Para Bridges, aquele era um problema americano, sem relação alguma com o Reino Unido. Quanto à maneira como os americanos lidariam com a situação, só restava esperar para ver.
Mas a quem pertencia esse problema? Essa era também a questão central no Kremlin. Após receber o relato, Beria exclamou, enfurecido:
— Sem dúvida, trata-se de uma conspiração imperialista!
— Será mesmo, camarada Molotov? — Stalin ouviu as palavras de Beria com um sorriso, e lançou o olhar para Molotov: — O que é certo é que, neste momento, o camarada Tito está profundamente contrariado.
— Concordo, camarada Stalin — respondeu Molotov, sorridente —. Agora, a Iugoslávia certamente necessita urgentemente do apoio soviético para denunciar o imperialismo. Na verdade, para nós, isso é algo positivo.
Stalin acenou, satisfeito com a resposta, e decidiu:
— Sem dúvida, esta é uma interferência imperialista nos assuntos internos iugoslavos. Moralmente, a União Soviética estará ao lado da Iugoslávia, condenando tal hostilidade. Contudo, pelo bem da ordem mundial ainda em reconstrução, tratarei do assunto com Churchill e Truman na Conferência de Potsdam.
O significado era claro: Stalin não deixaria que a questão dos refugiados pusesse em risco uma conferência já agendada e, ao contrário, usaria o encontro para defender os interesses iugoslavos.
Molotov sabia muito bem que, no fundo, Stalin sentia certo prazer diante do constrangimento de Tito, e até aprovava o desenrolar inesperado dos acontecimentos, embora jamais admitisse isso publicamente. Se uma massa de opositores soviéticos tivesse fugido para território americano, Stalin certamente aproveitaria a conferência de Potsdam para pressionar os Estados Unidos a devolvê-los.
Mas, tratando-se da Iugoslávia, a condenação de Stalin na conferência seria puramente moral.
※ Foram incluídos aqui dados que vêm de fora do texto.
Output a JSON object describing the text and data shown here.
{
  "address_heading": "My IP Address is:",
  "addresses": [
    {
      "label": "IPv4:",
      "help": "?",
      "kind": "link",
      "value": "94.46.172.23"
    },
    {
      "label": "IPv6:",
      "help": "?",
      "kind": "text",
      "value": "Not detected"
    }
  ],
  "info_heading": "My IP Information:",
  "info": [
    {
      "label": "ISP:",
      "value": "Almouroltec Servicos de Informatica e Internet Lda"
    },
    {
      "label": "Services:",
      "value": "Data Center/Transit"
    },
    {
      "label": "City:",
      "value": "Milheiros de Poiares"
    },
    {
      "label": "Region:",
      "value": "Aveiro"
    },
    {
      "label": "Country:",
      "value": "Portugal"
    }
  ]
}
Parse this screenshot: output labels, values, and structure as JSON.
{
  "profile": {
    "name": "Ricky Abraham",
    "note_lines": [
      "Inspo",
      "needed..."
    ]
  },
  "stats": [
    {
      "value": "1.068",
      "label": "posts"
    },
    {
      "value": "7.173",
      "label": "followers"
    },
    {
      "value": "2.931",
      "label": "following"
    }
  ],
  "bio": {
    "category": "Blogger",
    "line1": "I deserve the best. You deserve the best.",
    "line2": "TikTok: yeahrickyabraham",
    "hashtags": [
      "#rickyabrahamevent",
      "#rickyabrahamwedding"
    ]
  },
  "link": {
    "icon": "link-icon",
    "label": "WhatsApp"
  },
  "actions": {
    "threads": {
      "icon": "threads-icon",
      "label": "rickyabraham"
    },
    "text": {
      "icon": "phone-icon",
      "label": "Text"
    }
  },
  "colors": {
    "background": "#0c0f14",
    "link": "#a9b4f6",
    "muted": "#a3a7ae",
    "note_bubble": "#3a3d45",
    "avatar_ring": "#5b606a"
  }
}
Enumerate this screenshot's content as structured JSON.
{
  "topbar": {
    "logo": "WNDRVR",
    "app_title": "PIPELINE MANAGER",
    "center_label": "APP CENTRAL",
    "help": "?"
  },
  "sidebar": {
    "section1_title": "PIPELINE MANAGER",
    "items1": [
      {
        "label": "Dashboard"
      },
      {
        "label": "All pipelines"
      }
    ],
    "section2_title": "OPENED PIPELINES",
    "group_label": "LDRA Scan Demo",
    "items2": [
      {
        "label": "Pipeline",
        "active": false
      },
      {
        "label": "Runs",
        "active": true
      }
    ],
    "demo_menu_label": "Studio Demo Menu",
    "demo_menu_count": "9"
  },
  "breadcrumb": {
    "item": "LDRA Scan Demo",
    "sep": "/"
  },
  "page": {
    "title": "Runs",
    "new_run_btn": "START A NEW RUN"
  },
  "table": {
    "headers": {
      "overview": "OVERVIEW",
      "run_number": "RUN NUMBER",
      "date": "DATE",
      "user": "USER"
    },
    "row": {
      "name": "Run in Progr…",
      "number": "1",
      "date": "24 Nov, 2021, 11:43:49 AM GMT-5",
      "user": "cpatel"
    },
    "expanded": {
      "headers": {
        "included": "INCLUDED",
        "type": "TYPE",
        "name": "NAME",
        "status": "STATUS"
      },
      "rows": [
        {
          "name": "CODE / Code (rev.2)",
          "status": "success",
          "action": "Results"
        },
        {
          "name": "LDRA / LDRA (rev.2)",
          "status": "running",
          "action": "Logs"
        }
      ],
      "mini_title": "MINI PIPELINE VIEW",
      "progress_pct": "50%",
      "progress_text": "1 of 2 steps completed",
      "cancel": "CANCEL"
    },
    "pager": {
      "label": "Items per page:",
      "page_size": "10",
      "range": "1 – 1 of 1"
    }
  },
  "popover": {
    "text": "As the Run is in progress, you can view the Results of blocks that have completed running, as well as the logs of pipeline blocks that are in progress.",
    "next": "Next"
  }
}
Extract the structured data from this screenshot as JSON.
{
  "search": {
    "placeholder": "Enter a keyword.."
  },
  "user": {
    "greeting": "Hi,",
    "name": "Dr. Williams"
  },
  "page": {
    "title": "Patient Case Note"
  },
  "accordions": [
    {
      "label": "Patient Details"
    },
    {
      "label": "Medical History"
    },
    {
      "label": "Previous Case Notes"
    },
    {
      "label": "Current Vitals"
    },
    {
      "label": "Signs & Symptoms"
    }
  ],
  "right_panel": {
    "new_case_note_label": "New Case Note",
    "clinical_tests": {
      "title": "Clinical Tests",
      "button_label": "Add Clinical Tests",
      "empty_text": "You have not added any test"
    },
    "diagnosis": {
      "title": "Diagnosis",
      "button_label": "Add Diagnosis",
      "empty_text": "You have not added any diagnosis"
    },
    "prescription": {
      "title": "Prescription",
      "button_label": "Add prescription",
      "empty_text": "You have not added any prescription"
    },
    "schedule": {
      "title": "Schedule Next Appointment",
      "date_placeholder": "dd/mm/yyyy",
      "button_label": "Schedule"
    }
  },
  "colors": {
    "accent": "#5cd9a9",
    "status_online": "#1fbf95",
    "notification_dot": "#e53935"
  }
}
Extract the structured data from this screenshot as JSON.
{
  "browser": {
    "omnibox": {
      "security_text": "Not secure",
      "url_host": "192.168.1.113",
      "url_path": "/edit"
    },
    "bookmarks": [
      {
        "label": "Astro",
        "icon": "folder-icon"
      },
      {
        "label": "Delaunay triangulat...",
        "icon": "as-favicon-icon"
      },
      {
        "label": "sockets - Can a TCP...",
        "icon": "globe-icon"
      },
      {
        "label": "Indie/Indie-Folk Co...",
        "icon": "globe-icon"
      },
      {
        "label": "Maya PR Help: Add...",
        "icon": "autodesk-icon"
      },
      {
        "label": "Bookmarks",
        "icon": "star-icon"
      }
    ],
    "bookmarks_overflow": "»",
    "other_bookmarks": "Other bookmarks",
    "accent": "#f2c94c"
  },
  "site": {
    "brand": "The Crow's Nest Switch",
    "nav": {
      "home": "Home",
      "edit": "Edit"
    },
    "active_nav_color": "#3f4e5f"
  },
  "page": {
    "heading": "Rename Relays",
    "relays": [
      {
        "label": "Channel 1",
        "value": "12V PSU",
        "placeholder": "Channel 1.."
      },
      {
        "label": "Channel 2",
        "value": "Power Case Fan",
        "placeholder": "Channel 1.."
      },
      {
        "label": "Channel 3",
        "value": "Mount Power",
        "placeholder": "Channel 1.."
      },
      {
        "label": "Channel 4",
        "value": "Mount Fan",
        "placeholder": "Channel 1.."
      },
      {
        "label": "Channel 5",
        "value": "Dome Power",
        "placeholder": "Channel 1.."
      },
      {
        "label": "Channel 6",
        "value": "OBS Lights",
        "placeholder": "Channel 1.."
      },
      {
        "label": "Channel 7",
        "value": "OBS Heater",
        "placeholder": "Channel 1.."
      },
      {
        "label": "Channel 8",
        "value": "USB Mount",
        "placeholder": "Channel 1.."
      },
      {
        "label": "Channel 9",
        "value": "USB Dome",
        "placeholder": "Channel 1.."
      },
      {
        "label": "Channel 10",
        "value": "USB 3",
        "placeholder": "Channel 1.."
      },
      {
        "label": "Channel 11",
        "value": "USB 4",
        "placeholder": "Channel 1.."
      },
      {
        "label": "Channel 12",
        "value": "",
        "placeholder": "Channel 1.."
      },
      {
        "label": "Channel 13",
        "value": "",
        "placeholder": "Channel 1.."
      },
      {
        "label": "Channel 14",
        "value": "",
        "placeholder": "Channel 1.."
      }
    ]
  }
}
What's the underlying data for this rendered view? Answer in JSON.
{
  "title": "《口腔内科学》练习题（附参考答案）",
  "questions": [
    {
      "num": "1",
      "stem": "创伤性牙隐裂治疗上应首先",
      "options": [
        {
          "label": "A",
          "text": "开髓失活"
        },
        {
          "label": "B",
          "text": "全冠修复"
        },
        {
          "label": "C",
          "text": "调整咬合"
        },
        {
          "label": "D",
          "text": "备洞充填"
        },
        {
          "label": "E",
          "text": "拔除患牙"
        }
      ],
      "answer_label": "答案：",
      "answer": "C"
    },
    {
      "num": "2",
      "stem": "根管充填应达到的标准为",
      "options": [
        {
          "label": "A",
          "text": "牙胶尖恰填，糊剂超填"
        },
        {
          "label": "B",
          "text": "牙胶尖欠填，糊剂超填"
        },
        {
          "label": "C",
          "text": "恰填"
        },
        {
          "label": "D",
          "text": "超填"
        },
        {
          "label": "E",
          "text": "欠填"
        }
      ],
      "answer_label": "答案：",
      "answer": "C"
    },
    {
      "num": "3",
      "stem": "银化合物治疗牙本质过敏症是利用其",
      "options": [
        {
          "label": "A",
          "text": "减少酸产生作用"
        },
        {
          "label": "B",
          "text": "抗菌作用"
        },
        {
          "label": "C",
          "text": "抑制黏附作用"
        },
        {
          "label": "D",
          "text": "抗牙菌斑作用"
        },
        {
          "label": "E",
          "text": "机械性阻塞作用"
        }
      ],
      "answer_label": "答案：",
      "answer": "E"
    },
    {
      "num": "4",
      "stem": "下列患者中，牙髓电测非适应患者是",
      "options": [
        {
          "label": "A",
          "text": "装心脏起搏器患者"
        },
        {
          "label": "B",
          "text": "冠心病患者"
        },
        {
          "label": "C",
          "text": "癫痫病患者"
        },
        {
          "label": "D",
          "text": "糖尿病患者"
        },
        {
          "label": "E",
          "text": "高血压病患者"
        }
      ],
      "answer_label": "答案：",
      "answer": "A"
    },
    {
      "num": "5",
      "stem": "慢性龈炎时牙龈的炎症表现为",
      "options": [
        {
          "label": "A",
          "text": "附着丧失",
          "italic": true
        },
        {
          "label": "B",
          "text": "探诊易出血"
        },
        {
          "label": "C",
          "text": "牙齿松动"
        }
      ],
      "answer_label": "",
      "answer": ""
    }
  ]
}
Na verdade, ele preferia que os opositores jamais regressassem, pois enquanto existissem, Tito não ousaria afrontar a União Soviética com excessiva ousadia.
Ao sair do Kremlin, Molotov preparou duas declarações: uma, saudando a próxima Conferência de Potsdam; a outra, dirigida a Belgrado, assumindo a perspectiva de Tito, denunciando a subversão do novo regime iugoslavo por parte do imperialismo, apimentando o texto com termos como "hostilidade imperialista" e "solidariedade de classe", já que não custava nada ser prolixo.
Mais tarde, Alexander Cadogan voltou ao encontro de Bridges, portando a declaração soviética.
— Como eu disse, agora esse é um problema americano. Os soviéticos reservaram para si o direito de condenar — Bridges estava completamente tranquilo. Às vezes, o melhor mesmo é deixar as coisas seguirem seu curso.